26 Diciembre 2014
SALTO MÁXIMO. Nicolás Crespo logró muy buenos resultados esta temporada. la gaceta / Foto de Diego Aráoz
El papá, Gustavo, fue campeón de la Fórmula 4 Tucumana en 1988. Antes de ello su abuelo, Rodolfo, también se había coronado en la categoría de monopostos en 1985 y 1986 (además hay que sumarle un título en autocross). Con esos antecedentes, Nicolás Crespo estaba “condenado” al éxito. Y así lo hizo en 2014, al ganar los títulos en Juniors A de los certámenes Apertura y Clausura del Campeonato Cordobés de cuatriciclos, que es casi un nacional de la especialidad, con un promedio de cien máquinas por competencia.
“Nico”, de 14 años, corre desde los ocho, cuando su amigo “Fredy” Cortés le prestó un 200cc Blaster. A los cuatro, su papá le compró un 50cc, pero sólo para andar y bajo control.
- ¿Qué se siente ser parte de una familia de campeones?
- Sé que nací en un hogar en el que los motores están prácticamente en los genes. Mi papá siempre me cuenta sobre lo que hizo mi abuelo y lo que logró él mismo. También sus amigos relatan historias, anécdotas. Yo me siento bien con todo eso, es un gran estímulo.

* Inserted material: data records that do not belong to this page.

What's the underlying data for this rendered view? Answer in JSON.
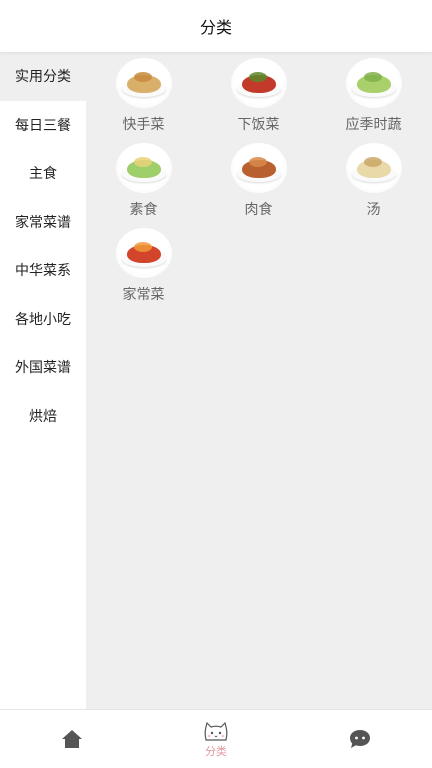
{
  "header": {
    "title": "分类"
  },
  "sidebar": {
    "items": [
      {
        "label": "实用分类",
        "active": true
      },
      {
        "label": "每日三餐"
      },
      {
        "label": "主食"
      },
      {
        "label": "家常菜谱"
      },
      {
        "label": "中华菜系"
      },
      {
        "label": "各地小吃"
      },
      {
        "label": "外国菜谱"
      },
      {
        "label": "烘焙"
      }
    ]
  },
  "categories": [
    {
      "label": "快手菜",
      "icon": "quick-dish-icon",
      "food_color": "#d9b06a",
      "accent": "#c7893e"
    },
    {
      "label": "下饭菜",
      "icon": "rice-dish-icon",
      "food_color": "#c23a2a",
      "accent": "#5a8a2a"
    },
    {
      "label": "应季时蔬",
      "icon": "vegetable-icon",
      "food_color": "#a9d06b",
      "accent": "#7fb04a"
    },
    {
      "label": "素食",
      "icon": "vegetarian-icon",
      "food_color": "#9fcf6a",
      "accent": "#e8d27a"
    },
    {
      "label": "肉食",
      "icon": "meat-icon",
      "food_color": "#b8612e",
      "accent": "#d88a4a"
    },
    {
      "label": "汤",
      "icon": "soup-icon",
      "food_color": "#e9d8a8",
      "accent": "#c9a866"
    },
    {
      "label": "家常菜",
      "icon": "home-dish-icon",
      "food_color": "#d2452a",
      "accent": "#f09a3a"
    }
  ],
  "tabbar": {
    "tabs": [
      {
        "name": "home-icon",
        "label": ""
      },
      {
        "name": "category-cat-icon",
        "label": "分类",
        "active": true
      },
      {
        "name": "chat-icon",
        "label": ""
      }
    ],
    "active_color": "#e29aa0"
  }
}
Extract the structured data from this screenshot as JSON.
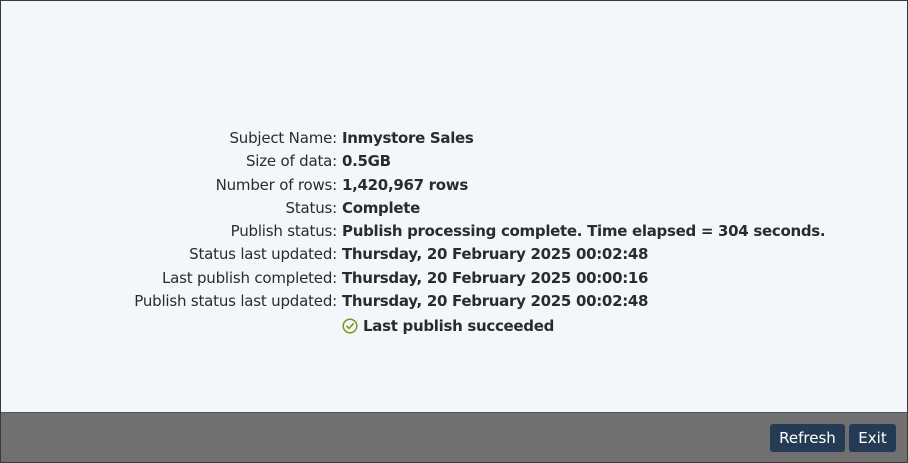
{
  "details": [
    {
      "label": "Subject Name:",
      "value": "Inmystore Sales"
    },
    {
      "label": "Size of data:",
      "value": "0.5GB"
    },
    {
      "label": "Number of rows:",
      "value": "1,420,967 rows"
    },
    {
      "label": "Status:",
      "value": "Complete"
    },
    {
      "label": "Publish status:",
      "value": "Publish processing complete. Time elapsed = 304 seconds."
    },
    {
      "label": "Status last updated:",
      "value": "Thursday, 20 February 2025 00:02:48"
    },
    {
      "label": "Last publish completed:",
      "value": "Thursday, 20 February 2025 00:00:16"
    },
    {
      "label": "Publish status last updated:",
      "value": "Thursday, 20 February 2025 00:02:48"
    }
  ],
  "result": {
    "icon": "check-circle-icon",
    "text": "Last publish succeeded",
    "icon_color": "#7a9a1a"
  },
  "footer": {
    "refresh_label": "Refresh",
    "exit_label": "Exit",
    "button_color": "#253a55",
    "bar_color": "#707070"
  }
}
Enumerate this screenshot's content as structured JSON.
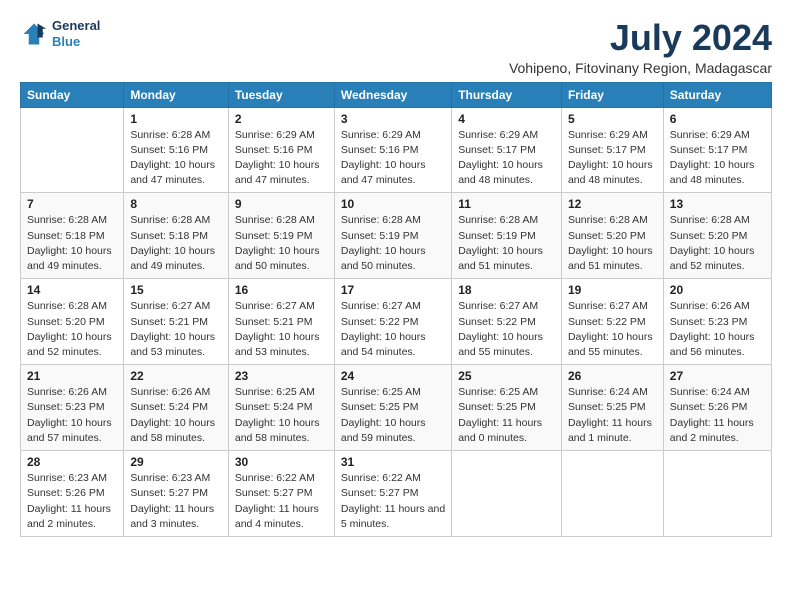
{
  "logo": {
    "line1": "General",
    "line2": "Blue"
  },
  "title": "July 2024",
  "subtitle": "Vohipeno, Fitovinany Region, Madagascar",
  "header_days": [
    "Sunday",
    "Monday",
    "Tuesday",
    "Wednesday",
    "Thursday",
    "Friday",
    "Saturday"
  ],
  "weeks": [
    [
      {
        "day": "",
        "sunrise": "",
        "sunset": "",
        "daylight": ""
      },
      {
        "day": "1",
        "sunrise": "Sunrise: 6:28 AM",
        "sunset": "Sunset: 5:16 PM",
        "daylight": "Daylight: 10 hours and 47 minutes."
      },
      {
        "day": "2",
        "sunrise": "Sunrise: 6:29 AM",
        "sunset": "Sunset: 5:16 PM",
        "daylight": "Daylight: 10 hours and 47 minutes."
      },
      {
        "day": "3",
        "sunrise": "Sunrise: 6:29 AM",
        "sunset": "Sunset: 5:16 PM",
        "daylight": "Daylight: 10 hours and 47 minutes."
      },
      {
        "day": "4",
        "sunrise": "Sunrise: 6:29 AM",
        "sunset": "Sunset: 5:17 PM",
        "daylight": "Daylight: 10 hours and 48 minutes."
      },
      {
        "day": "5",
        "sunrise": "Sunrise: 6:29 AM",
        "sunset": "Sunset: 5:17 PM",
        "daylight": "Daylight: 10 hours and 48 minutes."
      },
      {
        "day": "6",
        "sunrise": "Sunrise: 6:29 AM",
        "sunset": "Sunset: 5:17 PM",
        "daylight": "Daylight: 10 hours and 48 minutes."
      }
    ],
    [
      {
        "day": "7",
        "sunrise": "Sunrise: 6:28 AM",
        "sunset": "Sunset: 5:18 PM",
        "daylight": "Daylight: 10 hours and 49 minutes."
      },
      {
        "day": "8",
        "sunrise": "Sunrise: 6:28 AM",
        "sunset": "Sunset: 5:18 PM",
        "daylight": "Daylight: 10 hours and 49 minutes."
      },
      {
        "day": "9",
        "sunrise": "Sunrise: 6:28 AM",
        "sunset": "Sunset: 5:19 PM",
        "daylight": "Daylight: 10 hours and 50 minutes."
      },
      {
        "day": "10",
        "sunrise": "Sunrise: 6:28 AM",
        "sunset": "Sunset: 5:19 PM",
        "daylight": "Daylight: 10 hours and 50 minutes."
      },
      {
        "day": "11",
        "sunrise": "Sunrise: 6:28 AM",
        "sunset": "Sunset: 5:19 PM",
        "daylight": "Daylight: 10 hours and 51 minutes."
      },
      {
        "day": "12",
        "sunrise": "Sunrise: 6:28 AM",
        "sunset": "Sunset: 5:20 PM",
        "daylight": "Daylight: 10 hours and 51 minutes."
      },
      {
        "day": "13",
        "sunrise": "Sunrise: 6:28 AM",
        "sunset": "Sunset: 5:20 PM",
        "daylight": "Daylight: 10 hours and 52 minutes."
      }
    ],
    [
      {
        "day": "14",
        "sunrise": "Sunrise: 6:28 AM",
        "sunset": "Sunset: 5:20 PM",
        "daylight": "Daylight: 10 hours and 52 minutes."
      },
      {
        "day": "15",
        "sunrise": "Sunrise: 6:27 AM",
        "sunset": "Sunset: 5:21 PM",
        "daylight": "Daylight: 10 hours and 53 minutes."
      },
      {
        "day": "16",
        "sunrise": "Sunrise: 6:27 AM",
        "sunset": "Sunset: 5:21 PM",
        "daylight": "Daylight: 10 hours and 53 minutes."
      },
      {
        "day": "17",
        "sunrise": "Sunrise: 6:27 AM",
        "sunset": "Sunset: 5:22 PM",
        "daylight": "Daylight: 10 hours and 54 minutes."
      },
      {
        "day": "18",
        "sunrise": "Sunrise: 6:27 AM",
        "sunset": "Sunset: 5:22 PM",
        "daylight": "Daylight: 10 hours and 55 minutes."
      },
      {
        "day": "19",
        "sunrise": "Sunrise: 6:27 AM",
        "sunset": "Sunset: 5:22 PM",
        "daylight": "Daylight: 10 hours and 55 minutes."
      },
      {
        "day": "20",
        "sunrise": "Sunrise: 6:26 AM",
        "sunset": "Sunset: 5:23 PM",
        "daylight": "Daylight: 10 hours and 56 minutes."
      }
    ],
    [
      {
        "day": "21",
        "sunrise": "Sunrise: 6:26 AM",
        "sunset": "Sunset: 5:23 PM",
        "daylight": "Daylight: 10 hours and 57 minutes."
      },
      {
        "day": "22",
        "sunrise": "Sunrise: 6:26 AM",
        "sunset": "Sunset: 5:24 PM",
        "daylight": "Daylight: 10 hours and 58 minutes."
      },
      {
        "day": "23",
        "sunrise": "Sunrise: 6:25 AM",
        "sunset": "Sunset: 5:24 PM",
        "daylight": "Daylight: 10 hours and 58 minutes."
      },
      {
        "day": "24",
        "sunrise": "Sunrise: 6:25 AM",
        "sunset": "Sunset: 5:25 PM",
        "daylight": "Daylight: 10 hours and 59 minutes."
      },
      {
        "day": "25",
        "sunrise": "Sunrise: 6:25 AM",
        "sunset": "Sunset: 5:25 PM",
        "daylight": "Daylight: 11 hours and 0 minutes."
      },
      {
        "day": "26",
        "sunrise": "Sunrise: 6:24 AM",
        "sunset": "Sunset: 5:25 PM",
        "daylight": "Daylight: 11 hours and 1 minute."
      },
      {
        "day": "27",
        "sunrise": "Sunrise: 6:24 AM",
        "sunset": "Sunset: 5:26 PM",
        "daylight": "Daylight: 11 hours and 2 minutes."
      }
    ],
    [
      {
        "day": "28",
        "sunrise": "Sunrise: 6:23 AM",
        "sunset": "Sunset: 5:26 PM",
        "daylight": "Daylight: 11 hours and 2 minutes."
      },
      {
        "day": "29",
        "sunrise": "Sunrise: 6:23 AM",
        "sunset": "Sunset: 5:27 PM",
        "daylight": "Daylight: 11 hours and 3 minutes."
      },
      {
        "day": "30",
        "sunrise": "Sunrise: 6:22 AM",
        "sunset": "Sunset: 5:27 PM",
        "daylight": "Daylight: 11 hours and 4 minutes."
      },
      {
        "day": "31",
        "sunrise": "Sunrise: 6:22 AM",
        "sunset": "Sunset: 5:27 PM",
        "daylight": "Daylight: 11 hours and 5 minutes."
      },
      {
        "day": "",
        "sunrise": "",
        "sunset": "",
        "daylight": ""
      },
      {
        "day": "",
        "sunrise": "",
        "sunset": "",
        "daylight": ""
      },
      {
        "day": "",
        "sunrise": "",
        "sunset": "",
        "daylight": ""
      }
    ]
  ]
}
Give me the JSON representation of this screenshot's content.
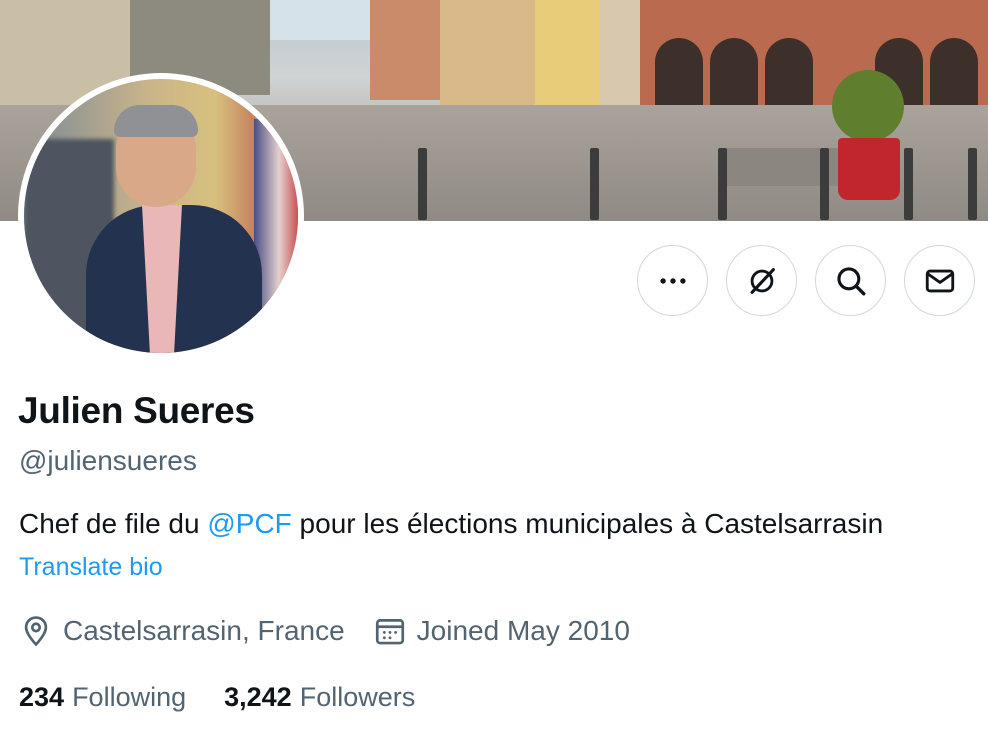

- ¿Qué buscaste en tus comienzos en la especialidad?
- Comencé a correr, en primer lugar, para disfrutar. Llegaron los triunfos y gracias a un amigo, Gastón Martini, dimos el paso de dejar Tucumán -donde ya había sido campeón- e irme a competir a Córdoba. Estuve un año y medio sin lograr buenos resultados, hasta que las cosas cambiaron. Y en 2014 logré afianzarme. El año pasado fue todo de aprendizaje, no sólo en lo particular como piloto sino también por conocer los circuitos, las cuestiones organizativas. Pero 2014 fue diferente: entrené más duro, aceleré más al límite.
- ¿Cómo llegaste a calzarte la corona?
- El primer título del año, por el torneo Apertura, lo logré con alguna anticipación, luego de medirme con “Maxi” Urpi, y otros rivales cordobeses, Iván Casineri y Máximo Waquin. Ganar el Clausura fue mucho más difícil, porque empecé a tener problemas con el ‘cuatri’. Se salía la batería y se producía un corte de la electrónica. En otra carrera el vehículo se quedó acelerado y tuve que ir más despacio.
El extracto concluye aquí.